After 4 days of bliss at home with my love, it was back to work today. Don't get me wrong, usually I love my job! It's fun, and makes for great stories...the kind so crazy you can't make them up. But this isn't what I want to do with my life.
Now I work in Adult Foster Care as a shift lead in a home specializing in Traumatic Brain Injuries. It is a privilege-truly. To work with adults and trying to assimilate them back into the community. Finding joy in small victories, teaching "normal" daily habits and reactions. It's just not my passion. I'm a social work major for a reason, I want to help people. And I'm damn good at it. But my passion is children. Abused and neglected children. Delinquent children. Hurting children. THAT is what I live for. The redemption, the healing, the love that can blossom in little hearts.
Being accepted to University is the culmination of 7 years of my life. It means I am ALMOST THERE.
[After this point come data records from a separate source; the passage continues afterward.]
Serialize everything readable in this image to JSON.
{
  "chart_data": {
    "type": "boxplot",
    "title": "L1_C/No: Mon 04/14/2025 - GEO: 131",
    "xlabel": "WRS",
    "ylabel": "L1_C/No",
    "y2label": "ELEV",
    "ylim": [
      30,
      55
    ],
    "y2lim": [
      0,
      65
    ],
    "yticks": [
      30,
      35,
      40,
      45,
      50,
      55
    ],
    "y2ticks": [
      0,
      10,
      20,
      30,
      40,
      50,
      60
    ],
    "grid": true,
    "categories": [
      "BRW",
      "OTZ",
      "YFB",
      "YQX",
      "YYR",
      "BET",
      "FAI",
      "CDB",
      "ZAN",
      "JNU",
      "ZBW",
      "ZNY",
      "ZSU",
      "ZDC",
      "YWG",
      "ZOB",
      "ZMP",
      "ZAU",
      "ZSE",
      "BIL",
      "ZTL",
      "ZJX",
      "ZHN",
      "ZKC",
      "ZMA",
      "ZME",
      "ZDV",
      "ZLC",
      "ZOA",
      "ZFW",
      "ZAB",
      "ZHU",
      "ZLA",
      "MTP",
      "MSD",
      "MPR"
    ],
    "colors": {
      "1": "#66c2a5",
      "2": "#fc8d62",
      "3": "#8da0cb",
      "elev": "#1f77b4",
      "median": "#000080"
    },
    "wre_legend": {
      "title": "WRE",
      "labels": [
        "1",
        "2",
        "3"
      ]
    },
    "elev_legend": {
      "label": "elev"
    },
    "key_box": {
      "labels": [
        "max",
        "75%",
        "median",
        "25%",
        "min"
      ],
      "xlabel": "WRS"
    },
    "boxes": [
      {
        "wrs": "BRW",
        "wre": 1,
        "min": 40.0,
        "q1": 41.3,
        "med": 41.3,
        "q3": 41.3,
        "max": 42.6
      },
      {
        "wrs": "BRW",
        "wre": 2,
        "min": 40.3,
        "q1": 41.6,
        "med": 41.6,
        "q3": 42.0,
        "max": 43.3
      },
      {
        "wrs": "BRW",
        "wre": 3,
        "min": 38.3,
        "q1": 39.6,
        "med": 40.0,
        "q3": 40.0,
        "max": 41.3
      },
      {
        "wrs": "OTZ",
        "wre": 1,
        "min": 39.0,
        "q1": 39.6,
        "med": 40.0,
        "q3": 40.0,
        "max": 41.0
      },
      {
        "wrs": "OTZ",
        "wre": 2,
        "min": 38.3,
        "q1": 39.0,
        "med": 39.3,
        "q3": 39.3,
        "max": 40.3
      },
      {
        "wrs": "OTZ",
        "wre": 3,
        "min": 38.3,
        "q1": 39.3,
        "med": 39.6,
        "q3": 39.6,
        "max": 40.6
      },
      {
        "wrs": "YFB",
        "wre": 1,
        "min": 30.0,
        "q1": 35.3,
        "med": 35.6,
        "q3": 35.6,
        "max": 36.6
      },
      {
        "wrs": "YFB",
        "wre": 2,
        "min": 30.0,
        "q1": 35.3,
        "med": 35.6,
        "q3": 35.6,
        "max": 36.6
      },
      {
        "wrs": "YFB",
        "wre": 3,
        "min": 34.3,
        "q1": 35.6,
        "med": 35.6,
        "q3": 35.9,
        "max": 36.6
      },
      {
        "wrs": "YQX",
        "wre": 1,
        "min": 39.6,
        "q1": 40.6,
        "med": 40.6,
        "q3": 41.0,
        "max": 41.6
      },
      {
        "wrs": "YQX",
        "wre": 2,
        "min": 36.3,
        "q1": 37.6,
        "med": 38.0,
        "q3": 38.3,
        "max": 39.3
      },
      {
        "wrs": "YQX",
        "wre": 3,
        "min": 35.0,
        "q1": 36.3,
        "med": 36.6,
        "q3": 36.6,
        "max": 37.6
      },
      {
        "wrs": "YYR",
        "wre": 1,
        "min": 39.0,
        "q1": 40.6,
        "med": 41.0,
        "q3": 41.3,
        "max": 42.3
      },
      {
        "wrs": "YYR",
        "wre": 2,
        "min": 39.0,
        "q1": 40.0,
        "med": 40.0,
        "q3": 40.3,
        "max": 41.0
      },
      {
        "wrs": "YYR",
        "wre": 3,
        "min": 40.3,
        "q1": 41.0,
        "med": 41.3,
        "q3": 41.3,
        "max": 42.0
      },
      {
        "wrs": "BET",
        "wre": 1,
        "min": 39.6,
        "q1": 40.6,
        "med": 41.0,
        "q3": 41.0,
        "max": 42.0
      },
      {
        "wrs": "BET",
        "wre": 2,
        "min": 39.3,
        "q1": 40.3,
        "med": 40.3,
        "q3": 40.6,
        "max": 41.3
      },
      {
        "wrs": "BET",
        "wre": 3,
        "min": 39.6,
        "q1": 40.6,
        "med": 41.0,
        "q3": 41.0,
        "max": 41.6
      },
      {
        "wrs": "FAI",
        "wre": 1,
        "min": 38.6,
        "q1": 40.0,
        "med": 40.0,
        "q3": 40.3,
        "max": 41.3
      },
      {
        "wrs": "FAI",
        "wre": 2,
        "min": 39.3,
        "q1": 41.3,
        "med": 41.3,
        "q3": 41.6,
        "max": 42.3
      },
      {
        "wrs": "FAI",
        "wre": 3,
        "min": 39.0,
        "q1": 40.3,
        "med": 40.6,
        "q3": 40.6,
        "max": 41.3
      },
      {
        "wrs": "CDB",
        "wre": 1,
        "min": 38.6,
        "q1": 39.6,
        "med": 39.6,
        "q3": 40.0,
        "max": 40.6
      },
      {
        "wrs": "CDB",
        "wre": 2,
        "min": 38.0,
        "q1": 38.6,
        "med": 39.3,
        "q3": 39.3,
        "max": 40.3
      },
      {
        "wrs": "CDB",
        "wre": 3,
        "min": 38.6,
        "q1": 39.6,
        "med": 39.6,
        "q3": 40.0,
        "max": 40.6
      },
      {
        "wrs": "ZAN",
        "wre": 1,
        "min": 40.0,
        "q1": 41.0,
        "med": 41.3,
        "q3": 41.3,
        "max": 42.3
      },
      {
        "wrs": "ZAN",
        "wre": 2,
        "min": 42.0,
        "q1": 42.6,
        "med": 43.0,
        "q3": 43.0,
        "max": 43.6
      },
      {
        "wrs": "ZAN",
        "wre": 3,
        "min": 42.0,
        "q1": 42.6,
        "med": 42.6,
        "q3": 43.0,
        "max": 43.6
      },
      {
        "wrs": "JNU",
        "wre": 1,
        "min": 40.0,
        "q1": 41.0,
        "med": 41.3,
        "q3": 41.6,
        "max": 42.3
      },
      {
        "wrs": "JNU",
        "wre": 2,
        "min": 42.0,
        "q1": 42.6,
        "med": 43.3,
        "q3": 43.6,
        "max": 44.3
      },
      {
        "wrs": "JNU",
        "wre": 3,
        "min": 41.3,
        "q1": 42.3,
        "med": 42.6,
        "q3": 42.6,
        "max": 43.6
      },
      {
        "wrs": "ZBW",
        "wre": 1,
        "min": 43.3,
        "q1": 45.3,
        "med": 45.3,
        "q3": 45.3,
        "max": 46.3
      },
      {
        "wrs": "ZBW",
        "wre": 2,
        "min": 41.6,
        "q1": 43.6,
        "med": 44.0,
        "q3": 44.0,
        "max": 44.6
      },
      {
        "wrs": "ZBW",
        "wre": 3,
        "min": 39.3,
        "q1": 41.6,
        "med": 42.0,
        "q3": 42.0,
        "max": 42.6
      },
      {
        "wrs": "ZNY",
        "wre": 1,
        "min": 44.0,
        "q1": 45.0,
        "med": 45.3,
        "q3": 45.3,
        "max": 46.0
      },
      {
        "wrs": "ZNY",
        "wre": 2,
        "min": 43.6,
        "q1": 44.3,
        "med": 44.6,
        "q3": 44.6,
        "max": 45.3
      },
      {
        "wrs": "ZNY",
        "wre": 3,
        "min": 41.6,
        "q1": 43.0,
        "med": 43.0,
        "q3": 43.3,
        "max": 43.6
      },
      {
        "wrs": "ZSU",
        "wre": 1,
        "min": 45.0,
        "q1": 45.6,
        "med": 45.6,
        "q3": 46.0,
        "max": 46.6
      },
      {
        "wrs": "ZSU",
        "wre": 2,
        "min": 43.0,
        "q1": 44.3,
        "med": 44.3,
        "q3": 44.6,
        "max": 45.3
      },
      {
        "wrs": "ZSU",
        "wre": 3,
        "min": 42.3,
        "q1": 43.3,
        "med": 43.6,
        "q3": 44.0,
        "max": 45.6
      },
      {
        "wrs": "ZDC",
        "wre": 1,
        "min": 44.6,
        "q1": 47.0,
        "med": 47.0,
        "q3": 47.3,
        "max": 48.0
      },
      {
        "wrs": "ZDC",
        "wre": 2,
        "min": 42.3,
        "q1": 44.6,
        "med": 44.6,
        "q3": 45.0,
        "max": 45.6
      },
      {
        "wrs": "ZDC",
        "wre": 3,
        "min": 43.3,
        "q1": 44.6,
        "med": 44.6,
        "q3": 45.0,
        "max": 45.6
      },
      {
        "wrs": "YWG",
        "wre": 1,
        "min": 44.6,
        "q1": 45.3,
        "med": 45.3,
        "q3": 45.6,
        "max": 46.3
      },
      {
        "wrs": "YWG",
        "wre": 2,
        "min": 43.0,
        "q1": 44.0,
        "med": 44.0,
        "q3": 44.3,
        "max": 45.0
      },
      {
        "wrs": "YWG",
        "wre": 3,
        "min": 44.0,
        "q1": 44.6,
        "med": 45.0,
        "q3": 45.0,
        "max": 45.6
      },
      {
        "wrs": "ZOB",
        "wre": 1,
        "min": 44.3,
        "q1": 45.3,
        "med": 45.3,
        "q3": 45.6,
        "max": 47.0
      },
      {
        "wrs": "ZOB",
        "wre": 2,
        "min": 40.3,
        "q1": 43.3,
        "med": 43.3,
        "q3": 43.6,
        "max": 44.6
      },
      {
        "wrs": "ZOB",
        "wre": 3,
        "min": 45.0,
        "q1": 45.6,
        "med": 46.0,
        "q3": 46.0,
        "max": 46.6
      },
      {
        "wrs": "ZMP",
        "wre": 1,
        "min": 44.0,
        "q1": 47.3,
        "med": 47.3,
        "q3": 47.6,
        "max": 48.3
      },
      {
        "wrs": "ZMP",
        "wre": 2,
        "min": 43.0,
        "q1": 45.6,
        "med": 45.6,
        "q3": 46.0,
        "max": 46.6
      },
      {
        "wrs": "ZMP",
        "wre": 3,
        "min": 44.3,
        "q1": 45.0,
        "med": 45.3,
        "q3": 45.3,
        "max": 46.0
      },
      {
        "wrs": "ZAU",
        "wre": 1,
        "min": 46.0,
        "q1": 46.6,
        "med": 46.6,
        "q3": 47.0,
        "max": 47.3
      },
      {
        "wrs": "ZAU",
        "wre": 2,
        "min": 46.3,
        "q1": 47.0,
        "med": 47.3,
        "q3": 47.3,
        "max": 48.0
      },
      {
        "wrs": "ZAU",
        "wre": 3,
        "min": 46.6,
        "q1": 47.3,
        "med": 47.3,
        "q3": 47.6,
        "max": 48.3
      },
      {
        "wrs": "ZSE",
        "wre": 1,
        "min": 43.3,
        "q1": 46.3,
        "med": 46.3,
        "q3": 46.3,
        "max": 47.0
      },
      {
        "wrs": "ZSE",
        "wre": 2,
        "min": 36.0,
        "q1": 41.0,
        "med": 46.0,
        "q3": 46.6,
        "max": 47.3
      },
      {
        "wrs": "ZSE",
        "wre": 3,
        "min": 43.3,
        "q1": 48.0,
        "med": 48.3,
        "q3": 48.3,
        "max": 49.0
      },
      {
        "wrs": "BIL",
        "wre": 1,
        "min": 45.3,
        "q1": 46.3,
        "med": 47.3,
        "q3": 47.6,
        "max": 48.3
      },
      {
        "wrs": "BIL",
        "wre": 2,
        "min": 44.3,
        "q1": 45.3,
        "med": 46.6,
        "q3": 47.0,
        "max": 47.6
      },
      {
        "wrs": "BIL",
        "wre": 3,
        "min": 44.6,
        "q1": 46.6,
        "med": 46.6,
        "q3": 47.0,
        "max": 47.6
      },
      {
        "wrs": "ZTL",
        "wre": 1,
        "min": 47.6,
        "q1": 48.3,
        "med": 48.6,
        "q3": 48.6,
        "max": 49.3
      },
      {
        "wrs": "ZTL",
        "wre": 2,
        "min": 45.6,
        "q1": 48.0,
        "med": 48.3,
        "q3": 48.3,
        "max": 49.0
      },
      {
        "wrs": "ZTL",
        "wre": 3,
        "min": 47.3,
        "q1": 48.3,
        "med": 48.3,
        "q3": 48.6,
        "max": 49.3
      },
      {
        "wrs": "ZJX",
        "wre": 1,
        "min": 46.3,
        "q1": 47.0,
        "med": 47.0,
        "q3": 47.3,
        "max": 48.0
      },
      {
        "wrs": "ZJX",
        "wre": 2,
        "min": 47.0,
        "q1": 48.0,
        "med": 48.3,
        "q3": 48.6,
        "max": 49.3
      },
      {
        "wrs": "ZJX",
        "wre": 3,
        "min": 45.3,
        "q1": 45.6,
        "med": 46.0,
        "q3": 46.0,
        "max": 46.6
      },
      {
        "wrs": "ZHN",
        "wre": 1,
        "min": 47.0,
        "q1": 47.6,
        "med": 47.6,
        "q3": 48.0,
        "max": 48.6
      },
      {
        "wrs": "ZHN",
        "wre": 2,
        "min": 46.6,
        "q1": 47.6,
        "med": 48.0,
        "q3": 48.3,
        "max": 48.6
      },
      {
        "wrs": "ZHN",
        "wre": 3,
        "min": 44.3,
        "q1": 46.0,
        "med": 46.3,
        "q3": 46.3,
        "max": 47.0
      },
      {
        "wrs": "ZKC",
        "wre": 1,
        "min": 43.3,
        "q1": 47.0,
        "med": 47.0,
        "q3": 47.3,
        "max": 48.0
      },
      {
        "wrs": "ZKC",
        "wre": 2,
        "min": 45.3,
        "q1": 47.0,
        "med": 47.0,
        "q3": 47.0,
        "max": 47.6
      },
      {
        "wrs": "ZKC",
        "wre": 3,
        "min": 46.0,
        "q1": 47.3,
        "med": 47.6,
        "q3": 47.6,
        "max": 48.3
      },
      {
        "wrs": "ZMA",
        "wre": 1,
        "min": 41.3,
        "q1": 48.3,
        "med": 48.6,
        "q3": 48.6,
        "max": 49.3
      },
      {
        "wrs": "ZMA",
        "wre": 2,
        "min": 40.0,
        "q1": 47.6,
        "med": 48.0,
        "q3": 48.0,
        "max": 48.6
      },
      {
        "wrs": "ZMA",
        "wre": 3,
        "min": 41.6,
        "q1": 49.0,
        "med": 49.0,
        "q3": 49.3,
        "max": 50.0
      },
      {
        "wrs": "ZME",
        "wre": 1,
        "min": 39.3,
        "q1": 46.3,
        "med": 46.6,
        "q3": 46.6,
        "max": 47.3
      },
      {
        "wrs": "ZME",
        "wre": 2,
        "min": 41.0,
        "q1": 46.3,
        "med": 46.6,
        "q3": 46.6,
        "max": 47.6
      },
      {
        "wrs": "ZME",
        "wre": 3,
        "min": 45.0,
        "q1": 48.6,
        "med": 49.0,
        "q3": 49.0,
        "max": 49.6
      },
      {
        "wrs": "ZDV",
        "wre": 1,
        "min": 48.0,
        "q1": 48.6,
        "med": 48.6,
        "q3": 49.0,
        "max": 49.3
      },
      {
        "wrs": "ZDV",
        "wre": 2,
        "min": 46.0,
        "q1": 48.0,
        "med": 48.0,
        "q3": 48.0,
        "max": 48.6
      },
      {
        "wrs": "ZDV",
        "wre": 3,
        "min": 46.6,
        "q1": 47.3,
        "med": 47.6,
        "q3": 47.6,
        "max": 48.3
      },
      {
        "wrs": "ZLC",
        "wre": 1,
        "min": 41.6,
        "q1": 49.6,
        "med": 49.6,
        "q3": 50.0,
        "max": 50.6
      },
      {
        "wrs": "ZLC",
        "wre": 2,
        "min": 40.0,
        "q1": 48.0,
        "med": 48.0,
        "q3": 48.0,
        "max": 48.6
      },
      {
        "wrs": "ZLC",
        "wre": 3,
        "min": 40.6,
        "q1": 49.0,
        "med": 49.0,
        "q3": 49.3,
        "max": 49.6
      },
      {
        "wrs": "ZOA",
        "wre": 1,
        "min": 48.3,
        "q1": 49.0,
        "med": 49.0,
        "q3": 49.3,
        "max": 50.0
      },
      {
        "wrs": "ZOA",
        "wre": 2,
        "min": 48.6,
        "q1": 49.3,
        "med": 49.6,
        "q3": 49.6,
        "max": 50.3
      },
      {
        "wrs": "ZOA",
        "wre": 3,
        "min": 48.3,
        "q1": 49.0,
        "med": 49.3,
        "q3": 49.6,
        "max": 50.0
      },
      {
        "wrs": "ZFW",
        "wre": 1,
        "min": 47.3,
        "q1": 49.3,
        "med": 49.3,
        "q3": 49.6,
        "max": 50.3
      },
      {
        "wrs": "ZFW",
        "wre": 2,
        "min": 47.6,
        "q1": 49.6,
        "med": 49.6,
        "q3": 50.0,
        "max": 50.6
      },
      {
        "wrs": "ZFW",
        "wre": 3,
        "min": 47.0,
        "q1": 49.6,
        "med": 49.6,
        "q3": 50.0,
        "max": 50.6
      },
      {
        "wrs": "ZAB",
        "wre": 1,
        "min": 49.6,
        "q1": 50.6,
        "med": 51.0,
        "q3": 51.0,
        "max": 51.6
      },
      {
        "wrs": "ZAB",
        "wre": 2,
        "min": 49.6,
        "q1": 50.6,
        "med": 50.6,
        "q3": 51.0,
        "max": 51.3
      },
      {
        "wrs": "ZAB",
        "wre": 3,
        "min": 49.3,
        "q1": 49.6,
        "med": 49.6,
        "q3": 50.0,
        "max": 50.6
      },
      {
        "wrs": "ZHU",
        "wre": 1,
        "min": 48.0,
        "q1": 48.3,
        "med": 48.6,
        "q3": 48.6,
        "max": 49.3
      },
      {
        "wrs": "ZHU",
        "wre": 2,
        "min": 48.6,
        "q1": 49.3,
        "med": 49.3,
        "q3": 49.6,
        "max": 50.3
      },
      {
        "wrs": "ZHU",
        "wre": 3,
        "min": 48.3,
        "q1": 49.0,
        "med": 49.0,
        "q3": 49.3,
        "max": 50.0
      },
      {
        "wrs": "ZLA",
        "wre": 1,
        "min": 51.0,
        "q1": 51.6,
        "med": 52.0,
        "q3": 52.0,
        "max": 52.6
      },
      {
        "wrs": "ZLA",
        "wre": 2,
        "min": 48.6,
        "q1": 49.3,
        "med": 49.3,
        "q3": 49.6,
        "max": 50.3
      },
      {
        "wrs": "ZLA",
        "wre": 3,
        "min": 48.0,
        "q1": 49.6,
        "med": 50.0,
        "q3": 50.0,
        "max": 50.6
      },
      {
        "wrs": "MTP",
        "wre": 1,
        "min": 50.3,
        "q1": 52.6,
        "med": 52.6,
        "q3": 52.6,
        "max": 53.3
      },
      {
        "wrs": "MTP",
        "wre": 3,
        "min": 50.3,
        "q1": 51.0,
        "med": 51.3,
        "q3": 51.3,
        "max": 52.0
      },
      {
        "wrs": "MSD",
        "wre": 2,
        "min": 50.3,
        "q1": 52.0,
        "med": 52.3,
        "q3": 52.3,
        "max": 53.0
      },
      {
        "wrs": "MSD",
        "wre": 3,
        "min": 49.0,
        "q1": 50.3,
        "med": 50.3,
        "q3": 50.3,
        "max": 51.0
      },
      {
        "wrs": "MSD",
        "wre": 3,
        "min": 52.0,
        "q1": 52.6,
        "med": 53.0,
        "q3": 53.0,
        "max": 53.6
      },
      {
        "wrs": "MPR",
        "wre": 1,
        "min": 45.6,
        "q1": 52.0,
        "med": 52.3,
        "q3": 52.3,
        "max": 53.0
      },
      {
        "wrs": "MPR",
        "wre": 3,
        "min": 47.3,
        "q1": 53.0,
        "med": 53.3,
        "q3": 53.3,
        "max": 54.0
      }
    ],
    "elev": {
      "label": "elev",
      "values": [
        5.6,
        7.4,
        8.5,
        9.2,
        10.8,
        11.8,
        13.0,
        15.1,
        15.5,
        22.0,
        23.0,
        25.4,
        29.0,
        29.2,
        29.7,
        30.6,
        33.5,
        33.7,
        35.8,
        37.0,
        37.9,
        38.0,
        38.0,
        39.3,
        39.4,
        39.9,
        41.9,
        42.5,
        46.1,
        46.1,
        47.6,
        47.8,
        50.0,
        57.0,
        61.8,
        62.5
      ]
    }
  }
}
I am TERRIFIED. What if I fail? What if I'm unable to emotionally separate myself to effectively do my job?! What if I can't handle what I'm seeing? What if I don't actually help anyone-and do harm instead?! What if I hate it????
It's so much safer here. I work my 40 hours a week, have relationships with my co-workers; I know my clients and their families. I'm well-networked and well-liked. I know what to do, and I'm good at it.
Here we go. This adventure called life. I think it's getting ready to take off. And I hope I'm ready.